Bu davet anlamlı küçümsemeyin

‘DİĞER adayları hükümetlerarası konferansa gözlemci olarak kabul etmiştiniz, neden Türkiye'yi davet etmiyorsunuz?’’

Altı ay önce, Aralık sonunda Avrupa Birliği'nin Kopenhag Zirvesi'nde bu soruyu AB komisyonundan bir yetkiliye sormuştum.

Aldığım yanıt: ‘‘Biz müzakerelere başlayan adayları bu toplantıya davet ederiz. Türkiye ile müzakerelere başlamadığımız için gözlemci olarak konferansa katılamaz’’ oldu.

Şimdi Selanik Zirvesi'nin sonuç bildirisi taslağına göz atıyorum. Biliyorsunuz bu zirve toplantısının ana maddesi ‘‘Yeni Avrupa’’ daha doğrusu, genişleyen Avrupa Birliği'nin yeni anayasa taslağı. Taslak Hükümetlerarası Konferans'ta tartışılarak sonuca bağlanacak.

İşte Selanik Zirvesi'nin sonuç bildirisinde bu başlık altında yer alan 5 numaralı son maddede şöyle deniyor:

‘‘Bulgaristan, Romanya ve Türkiye konferansın bütün toplantılarına gözlemci olarak katılacaklar.’’

Romanya ve Bulgaristan, müzakerelere başlamış durumda. Başlamayan tek aday Türkiye, ama Avrupa Birliği'nden gelen bu davet, hiçbir şey olmasa bile, ciddiye alınması gereken bir irade beyanıdır.

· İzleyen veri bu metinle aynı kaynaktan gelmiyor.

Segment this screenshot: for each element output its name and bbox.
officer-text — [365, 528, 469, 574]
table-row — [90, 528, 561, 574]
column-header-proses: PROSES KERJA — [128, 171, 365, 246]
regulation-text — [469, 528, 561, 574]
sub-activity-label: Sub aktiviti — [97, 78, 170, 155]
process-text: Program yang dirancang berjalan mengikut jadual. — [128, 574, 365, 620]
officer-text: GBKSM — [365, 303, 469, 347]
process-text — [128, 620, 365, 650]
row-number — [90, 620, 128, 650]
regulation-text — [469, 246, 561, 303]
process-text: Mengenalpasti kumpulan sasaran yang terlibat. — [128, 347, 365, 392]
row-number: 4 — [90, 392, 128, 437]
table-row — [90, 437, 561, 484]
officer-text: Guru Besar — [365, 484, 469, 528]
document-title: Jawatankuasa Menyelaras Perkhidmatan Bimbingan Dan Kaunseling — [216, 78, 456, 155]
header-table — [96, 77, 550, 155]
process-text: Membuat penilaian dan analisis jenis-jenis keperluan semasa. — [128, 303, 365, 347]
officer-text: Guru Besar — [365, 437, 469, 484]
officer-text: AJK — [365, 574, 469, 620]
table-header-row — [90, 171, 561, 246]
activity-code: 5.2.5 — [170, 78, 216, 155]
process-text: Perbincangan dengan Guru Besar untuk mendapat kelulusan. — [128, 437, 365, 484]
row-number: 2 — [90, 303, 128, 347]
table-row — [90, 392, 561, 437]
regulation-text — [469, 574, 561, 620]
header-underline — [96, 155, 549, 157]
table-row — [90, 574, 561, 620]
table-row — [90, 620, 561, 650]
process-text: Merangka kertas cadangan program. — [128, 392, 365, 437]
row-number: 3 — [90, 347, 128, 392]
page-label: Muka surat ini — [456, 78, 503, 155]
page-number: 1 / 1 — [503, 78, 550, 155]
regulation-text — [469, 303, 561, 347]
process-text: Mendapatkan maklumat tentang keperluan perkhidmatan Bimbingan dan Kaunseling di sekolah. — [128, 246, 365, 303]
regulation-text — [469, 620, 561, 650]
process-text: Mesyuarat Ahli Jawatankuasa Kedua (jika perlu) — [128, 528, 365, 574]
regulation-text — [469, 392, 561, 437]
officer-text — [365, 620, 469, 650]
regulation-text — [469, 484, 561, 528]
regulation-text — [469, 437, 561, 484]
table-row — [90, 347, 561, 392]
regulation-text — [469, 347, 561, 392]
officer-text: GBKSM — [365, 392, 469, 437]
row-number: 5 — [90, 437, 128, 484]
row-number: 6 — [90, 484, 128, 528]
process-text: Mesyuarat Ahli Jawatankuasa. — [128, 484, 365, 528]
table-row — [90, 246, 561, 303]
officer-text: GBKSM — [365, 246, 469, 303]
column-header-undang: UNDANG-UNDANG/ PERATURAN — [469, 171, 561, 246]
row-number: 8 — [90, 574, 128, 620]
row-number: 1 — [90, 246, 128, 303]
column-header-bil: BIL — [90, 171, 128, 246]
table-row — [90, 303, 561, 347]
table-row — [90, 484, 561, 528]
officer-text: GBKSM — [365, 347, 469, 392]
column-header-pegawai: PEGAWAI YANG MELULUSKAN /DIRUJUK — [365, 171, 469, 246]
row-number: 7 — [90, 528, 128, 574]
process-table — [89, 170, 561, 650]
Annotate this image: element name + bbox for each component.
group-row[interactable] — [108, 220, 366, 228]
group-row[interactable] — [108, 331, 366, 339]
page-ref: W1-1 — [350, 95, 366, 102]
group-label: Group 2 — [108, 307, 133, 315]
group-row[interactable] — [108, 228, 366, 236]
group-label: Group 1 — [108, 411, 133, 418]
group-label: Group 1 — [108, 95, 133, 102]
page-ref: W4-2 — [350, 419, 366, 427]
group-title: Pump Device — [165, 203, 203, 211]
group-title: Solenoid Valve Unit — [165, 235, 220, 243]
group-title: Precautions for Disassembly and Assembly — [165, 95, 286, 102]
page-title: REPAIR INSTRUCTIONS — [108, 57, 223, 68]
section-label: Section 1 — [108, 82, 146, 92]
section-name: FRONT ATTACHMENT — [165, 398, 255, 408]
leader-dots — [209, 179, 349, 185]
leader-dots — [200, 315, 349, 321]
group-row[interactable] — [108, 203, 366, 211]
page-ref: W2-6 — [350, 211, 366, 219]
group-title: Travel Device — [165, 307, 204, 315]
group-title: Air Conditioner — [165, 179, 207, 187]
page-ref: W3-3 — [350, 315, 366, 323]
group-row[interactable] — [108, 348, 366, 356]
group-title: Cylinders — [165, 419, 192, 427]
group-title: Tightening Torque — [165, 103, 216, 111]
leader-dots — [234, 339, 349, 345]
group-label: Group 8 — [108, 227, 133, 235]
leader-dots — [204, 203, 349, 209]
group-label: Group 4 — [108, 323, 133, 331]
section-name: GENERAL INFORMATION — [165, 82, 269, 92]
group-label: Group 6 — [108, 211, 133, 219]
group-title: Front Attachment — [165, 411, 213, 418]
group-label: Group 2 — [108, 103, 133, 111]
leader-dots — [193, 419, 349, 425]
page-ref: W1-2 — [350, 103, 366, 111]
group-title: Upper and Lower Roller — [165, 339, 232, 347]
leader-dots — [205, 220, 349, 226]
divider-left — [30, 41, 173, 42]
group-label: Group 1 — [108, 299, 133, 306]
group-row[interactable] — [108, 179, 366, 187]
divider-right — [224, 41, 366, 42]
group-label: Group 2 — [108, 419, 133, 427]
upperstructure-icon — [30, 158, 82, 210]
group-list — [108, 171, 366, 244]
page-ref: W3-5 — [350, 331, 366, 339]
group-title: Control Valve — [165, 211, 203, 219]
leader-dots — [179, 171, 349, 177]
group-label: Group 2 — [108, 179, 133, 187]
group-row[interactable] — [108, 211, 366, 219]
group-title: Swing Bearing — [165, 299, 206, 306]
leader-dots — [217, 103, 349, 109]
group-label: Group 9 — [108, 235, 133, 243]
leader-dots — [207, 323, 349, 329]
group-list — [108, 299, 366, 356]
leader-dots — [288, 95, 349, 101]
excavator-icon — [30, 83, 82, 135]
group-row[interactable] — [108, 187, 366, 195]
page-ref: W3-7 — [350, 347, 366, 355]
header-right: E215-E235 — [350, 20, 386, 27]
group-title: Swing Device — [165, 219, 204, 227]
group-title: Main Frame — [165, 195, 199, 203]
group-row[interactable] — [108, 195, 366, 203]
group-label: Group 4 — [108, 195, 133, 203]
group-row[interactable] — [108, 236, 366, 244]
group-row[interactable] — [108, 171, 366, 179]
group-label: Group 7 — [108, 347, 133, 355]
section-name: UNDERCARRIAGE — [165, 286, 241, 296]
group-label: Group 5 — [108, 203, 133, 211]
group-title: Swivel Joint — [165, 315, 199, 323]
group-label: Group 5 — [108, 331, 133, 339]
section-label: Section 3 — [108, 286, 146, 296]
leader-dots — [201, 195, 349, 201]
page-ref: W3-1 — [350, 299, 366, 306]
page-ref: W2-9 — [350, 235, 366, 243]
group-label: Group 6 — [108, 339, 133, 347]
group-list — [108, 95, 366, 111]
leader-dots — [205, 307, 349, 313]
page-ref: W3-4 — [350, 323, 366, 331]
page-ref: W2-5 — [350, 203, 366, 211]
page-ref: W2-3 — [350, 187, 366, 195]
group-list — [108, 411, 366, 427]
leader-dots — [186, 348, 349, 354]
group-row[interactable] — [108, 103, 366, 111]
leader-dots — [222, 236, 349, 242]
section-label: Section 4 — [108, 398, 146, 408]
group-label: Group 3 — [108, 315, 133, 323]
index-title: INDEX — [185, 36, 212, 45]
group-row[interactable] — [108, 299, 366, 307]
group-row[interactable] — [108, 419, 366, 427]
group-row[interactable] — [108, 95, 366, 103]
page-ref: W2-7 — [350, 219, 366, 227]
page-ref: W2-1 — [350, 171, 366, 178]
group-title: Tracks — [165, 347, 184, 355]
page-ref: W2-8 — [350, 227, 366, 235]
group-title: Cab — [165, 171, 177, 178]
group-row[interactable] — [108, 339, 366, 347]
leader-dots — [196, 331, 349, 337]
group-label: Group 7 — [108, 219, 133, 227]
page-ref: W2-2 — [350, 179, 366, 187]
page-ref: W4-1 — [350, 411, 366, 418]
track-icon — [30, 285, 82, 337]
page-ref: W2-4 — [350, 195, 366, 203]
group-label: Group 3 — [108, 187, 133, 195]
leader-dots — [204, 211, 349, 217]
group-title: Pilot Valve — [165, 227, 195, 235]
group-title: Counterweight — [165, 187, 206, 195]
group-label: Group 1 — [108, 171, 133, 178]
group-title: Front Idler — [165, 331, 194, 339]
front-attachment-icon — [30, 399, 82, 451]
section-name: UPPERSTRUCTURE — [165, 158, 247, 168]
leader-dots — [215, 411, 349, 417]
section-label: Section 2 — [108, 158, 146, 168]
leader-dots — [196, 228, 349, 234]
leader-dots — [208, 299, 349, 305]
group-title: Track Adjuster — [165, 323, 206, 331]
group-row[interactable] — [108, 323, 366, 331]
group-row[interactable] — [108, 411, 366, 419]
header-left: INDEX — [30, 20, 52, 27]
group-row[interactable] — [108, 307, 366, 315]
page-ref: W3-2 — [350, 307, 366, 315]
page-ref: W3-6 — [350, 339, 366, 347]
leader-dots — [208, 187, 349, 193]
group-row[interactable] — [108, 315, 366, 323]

Avrupa'nın Türkiye ile ilişkilerinde geri dönülmez bir yolda olduğunun kendi kendine hatırlatılması da diyebilirsiniz.

Yedi ay önce Türkiye'ye tarih verme konusunda isteksiz olan Avrupa Birliği, gönül almak için bile Türkiye'yi bu konferansa davet etmeyi aklına getirmemişti. Belki de yanaşmadı demek daha doğru olur.

O nedenle bu davet, hiç de küçümsenmeyecek bir işaret.

* * *

SELANİK Zirvesi'nin önemli maddelerinden birisi de Balkanlar. Avrupa Birliği yeni bir genişlemenin eşiğinde.

AB Komisyonu Başkanı Romano Prodi, çarşamba günü yaptığı basın toplantısında bunun mesajını verdi.

‘‘Balkanlardaki dostlarımız aile fertleri arasına katılmadıkça Avrupa'nın birliği tamamlanmış olmayacak’’ dedi.

Tam üyelik başvurusunda bulunan Hırvatistan'ın yanı sıra Sırbistan Karadağ, Arnavutluk ve diğer Batı Balkan ülkeleri için AB bütçesinin 210 milyon euroluk bir artışa ihtiyacı olduğunu da anımsattı Prodi.

Ve bu noktada ilginç bir çağrıda bulundu: ‘‘Bu yolda devam edin ve öyle iyi çalışın ki bizi size daha fazla para vermek zorunda bırakın!’’

Prodi
'nin konuşması bizim açımızdan önemli.

2004 sonunda tam üyelik müzakereleri için karar çıkmasını sağlamak şart. Balkan açılımından önce Türkiye Avrupa mekanizmasında yerini almalı.

Modernleşen Balkanlar AB içinde yerini alırken Türkiye'nin dışarıda kalması, hem ekonomik hem de stratejik derinliğimizi etkiler. O zaman ne Kafkasya'da etki, ne Ortadoğu'da vizyon kalır.

Bunu akıldan çıkartmadan çizmeliyiz geleceğin yol haritasını.

* * *

ALTINCI derken yedinci paket de raya giriyor. Paket paket, adım adım yol alıyoruz. Ama yasaları değiştirmekten daha zor olanı kafaları değiştirmek. Çünkü yasaları kafalar yorumluyor. Onlar da değişecek. Kitapları yakmakla fikirlerin yok edilemeyeceğini öğrenecekler. İnternet ile en ‘‘zararlı’’ fikirlere, en ‘‘bölücü’’ görüşlere herkes ulaşıyor bugün.

Sarı, kırmızı, yeşil renkli sineklik yüzünden tiyatro oyunlarından nem kapanlara ‘‘vatansever’’ değil işgüzar damgasının vurulması da yakındır. Bingöl'de barış masası kurmak isteyen kadınları döverek göz altına almak da soğuk savaş dönemi kafalarının dünyayı ıskaladıklarının en somut örneğidir. O kadar.